Introduction

Coronavirus disease 2019 (COVID-19) emerged from Wuhan, China, in December 2019 as a novel respiratory illness caused by severe acute respiratory syndrome coronavirus 2 (SARS-CoV-2). Subsequently, it was declared as a pandemic that is a threat for every country in mid-March 2020 by the World Health Organization (WHO) [1]. Since then, the disease has claimed millions of lives and has affected the economy and health throughout the world. The spectrum of SARS-CoV-2 severity varies broadly, from asymptomatic infection to severe complication like organ failure and death [2, 3].

Ethiopia reported the first case in March 2020 and subsequently identified the epicenter at the national capital Addis Ababa; meanwhile, clusters were also detected in the regional capitals including Dire Dawa. As of March 06/2021, there were over 165,000 cases and more than 2000 deaths from COVID-19 in Ethiopia [4]. Although, there was a single serosurvey among asymptomatic people recruited from a clinical laboratory in May 2020 in Addis Ababa, Ethiopia, using only 99 people tested [5], the actual population seroprevalence of disease, and infection have not been measured. Therefore, comprehensive population level studies are required [6,7,8].

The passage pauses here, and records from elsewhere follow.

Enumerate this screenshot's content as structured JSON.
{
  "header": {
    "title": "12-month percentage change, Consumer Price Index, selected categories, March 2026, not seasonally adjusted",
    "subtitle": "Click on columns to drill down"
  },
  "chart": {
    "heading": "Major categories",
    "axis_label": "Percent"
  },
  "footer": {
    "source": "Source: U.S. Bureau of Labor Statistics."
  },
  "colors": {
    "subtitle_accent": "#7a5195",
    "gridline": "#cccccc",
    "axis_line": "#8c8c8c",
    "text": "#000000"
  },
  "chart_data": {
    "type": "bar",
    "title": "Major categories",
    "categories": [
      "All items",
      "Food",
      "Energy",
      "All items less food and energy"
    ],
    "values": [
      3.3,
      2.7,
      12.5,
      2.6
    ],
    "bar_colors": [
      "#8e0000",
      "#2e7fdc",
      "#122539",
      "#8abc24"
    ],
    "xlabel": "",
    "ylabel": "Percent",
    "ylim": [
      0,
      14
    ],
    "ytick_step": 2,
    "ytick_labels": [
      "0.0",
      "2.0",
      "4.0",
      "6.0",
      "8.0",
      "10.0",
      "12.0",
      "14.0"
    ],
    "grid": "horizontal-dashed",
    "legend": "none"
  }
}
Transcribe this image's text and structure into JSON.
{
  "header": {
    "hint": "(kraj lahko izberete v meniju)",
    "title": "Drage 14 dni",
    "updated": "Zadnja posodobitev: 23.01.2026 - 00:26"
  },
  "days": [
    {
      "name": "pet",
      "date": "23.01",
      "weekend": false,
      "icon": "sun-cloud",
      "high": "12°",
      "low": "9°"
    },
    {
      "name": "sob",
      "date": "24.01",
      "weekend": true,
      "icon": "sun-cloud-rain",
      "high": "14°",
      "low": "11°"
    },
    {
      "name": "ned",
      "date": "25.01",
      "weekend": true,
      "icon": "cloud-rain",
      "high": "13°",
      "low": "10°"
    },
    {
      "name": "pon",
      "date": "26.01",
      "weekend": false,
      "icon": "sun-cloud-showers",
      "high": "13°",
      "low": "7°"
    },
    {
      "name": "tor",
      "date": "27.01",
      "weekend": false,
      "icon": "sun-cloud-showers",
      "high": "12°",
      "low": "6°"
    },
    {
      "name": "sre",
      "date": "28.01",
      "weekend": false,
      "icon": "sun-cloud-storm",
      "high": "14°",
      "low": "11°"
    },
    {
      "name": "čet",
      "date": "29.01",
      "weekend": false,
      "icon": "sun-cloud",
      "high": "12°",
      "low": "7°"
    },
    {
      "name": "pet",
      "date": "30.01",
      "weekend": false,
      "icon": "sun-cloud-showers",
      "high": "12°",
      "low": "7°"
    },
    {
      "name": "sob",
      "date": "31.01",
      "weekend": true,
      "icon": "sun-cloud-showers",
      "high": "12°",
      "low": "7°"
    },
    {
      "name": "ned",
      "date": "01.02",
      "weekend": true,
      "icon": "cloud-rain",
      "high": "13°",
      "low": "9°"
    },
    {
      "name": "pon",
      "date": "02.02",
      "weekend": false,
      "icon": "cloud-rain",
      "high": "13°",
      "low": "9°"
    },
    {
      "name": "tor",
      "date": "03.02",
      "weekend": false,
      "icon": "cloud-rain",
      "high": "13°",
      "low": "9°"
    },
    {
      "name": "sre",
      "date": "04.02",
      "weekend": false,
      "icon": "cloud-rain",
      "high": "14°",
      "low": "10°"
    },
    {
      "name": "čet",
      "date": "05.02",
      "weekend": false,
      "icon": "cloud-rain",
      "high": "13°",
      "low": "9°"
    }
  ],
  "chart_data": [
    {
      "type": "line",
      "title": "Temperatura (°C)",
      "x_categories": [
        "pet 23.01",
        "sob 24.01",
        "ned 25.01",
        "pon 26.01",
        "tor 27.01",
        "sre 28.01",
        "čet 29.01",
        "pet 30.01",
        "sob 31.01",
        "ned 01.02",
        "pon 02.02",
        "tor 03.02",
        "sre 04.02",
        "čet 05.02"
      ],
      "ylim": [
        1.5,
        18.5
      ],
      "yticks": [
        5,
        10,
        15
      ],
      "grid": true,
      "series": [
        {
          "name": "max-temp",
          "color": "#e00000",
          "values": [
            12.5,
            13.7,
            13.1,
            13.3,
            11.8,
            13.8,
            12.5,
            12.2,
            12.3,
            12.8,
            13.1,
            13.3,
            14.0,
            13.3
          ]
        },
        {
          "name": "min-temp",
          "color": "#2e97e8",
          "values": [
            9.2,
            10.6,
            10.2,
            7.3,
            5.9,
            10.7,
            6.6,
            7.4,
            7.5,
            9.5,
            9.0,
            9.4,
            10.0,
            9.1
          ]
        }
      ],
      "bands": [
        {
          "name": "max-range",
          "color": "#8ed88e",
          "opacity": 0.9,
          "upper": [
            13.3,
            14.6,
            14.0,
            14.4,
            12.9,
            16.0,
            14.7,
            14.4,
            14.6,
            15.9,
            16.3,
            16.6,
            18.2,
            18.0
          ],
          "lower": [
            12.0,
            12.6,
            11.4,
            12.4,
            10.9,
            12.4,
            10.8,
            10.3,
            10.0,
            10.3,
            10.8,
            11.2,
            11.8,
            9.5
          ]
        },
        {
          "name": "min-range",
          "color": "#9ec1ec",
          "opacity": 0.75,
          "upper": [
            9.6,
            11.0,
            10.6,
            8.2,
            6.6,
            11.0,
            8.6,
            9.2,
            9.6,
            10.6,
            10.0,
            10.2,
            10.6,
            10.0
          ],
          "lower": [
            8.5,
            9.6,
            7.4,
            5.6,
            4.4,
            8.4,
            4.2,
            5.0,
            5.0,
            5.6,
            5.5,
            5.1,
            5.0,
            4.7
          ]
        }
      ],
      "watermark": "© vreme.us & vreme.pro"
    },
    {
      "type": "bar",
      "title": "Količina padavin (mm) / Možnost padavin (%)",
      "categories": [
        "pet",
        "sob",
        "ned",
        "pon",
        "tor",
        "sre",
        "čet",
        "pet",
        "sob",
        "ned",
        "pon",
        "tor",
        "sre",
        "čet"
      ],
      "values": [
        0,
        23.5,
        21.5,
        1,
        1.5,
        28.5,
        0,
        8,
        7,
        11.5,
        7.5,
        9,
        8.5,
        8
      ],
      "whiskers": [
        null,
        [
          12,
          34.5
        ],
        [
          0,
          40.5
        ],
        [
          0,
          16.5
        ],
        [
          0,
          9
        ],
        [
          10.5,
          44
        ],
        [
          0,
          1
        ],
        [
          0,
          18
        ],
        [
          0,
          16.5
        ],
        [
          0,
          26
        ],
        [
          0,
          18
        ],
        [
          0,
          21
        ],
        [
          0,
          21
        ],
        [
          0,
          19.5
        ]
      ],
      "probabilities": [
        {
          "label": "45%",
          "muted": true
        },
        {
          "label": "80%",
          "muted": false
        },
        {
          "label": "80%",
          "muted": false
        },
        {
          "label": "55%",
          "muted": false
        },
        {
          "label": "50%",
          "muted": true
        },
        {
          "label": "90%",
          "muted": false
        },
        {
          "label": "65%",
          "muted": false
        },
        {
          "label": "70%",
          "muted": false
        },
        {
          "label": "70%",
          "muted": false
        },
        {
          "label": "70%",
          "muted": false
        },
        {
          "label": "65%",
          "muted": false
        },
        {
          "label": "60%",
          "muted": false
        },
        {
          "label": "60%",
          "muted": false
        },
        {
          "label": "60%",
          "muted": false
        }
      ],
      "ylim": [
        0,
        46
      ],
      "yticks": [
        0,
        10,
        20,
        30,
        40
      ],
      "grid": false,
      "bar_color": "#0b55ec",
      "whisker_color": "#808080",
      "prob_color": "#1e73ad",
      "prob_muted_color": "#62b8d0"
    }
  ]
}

Population level COVID-19 seroprevalence can allow inferences to be made about the extent of infection [9,10,11,12]. These findings can have the potential to guide local preventive or control measures [13,14,15,16]. Population level seroprevalence studies also provide the magnitude of population who have not yet been infected; a vital information to plan for future transmission control measures and health-care needs. Therefore, this survey was designed to measure the seroprevalence of SARS-CoV-2 antibody among individuals aged above 15 years and residing in congregate settings in Dire Dawa city administration, Ethiopia, which is adjacent to Somali Region that shares a border with Djibouti; where there is high population movement and high-risk social interactions. Data from this survey will serve as a benchmark to show changes in transmission rates in the studied population across time.

Methods

Design, setting, and population

This study was part of the nationwide SARS-CoV-2 serosurvey conducted in Ethiopia from mid-June to end of July 2020. The national seroprevalence survey collected data from participants above the age of 15 from all 11 administrative regions of Ethiopia. The sample size of 750 was calculated assuming 7.5% seroprevalence and margin of error of 0.02 at 95% confidence interval. As per the national quota of 16% of households to be included into the survey, 300 households have been included into the survey using systematic random sampling. Nationally allocated quota of 750 sample size was proportionally distributed to these enumeration sites depending on the total number of households available at each enumeration site. We obtained 684 complete samples for Dire Dawa city administration from the Ethiopian Public Health Institute (EPHI). This scale of samples meant that the study can sufficiently reflect the burden at the time of the study. Individuals who resided in households of the selected enumeration areas were included into the study. Individuals with prior history of RT-PCR test or being positive for RT-PCR test were excluded from the study due to the background characteristics of the study participants that might affect the level of participation into the study; which in turn might introduce selection bias.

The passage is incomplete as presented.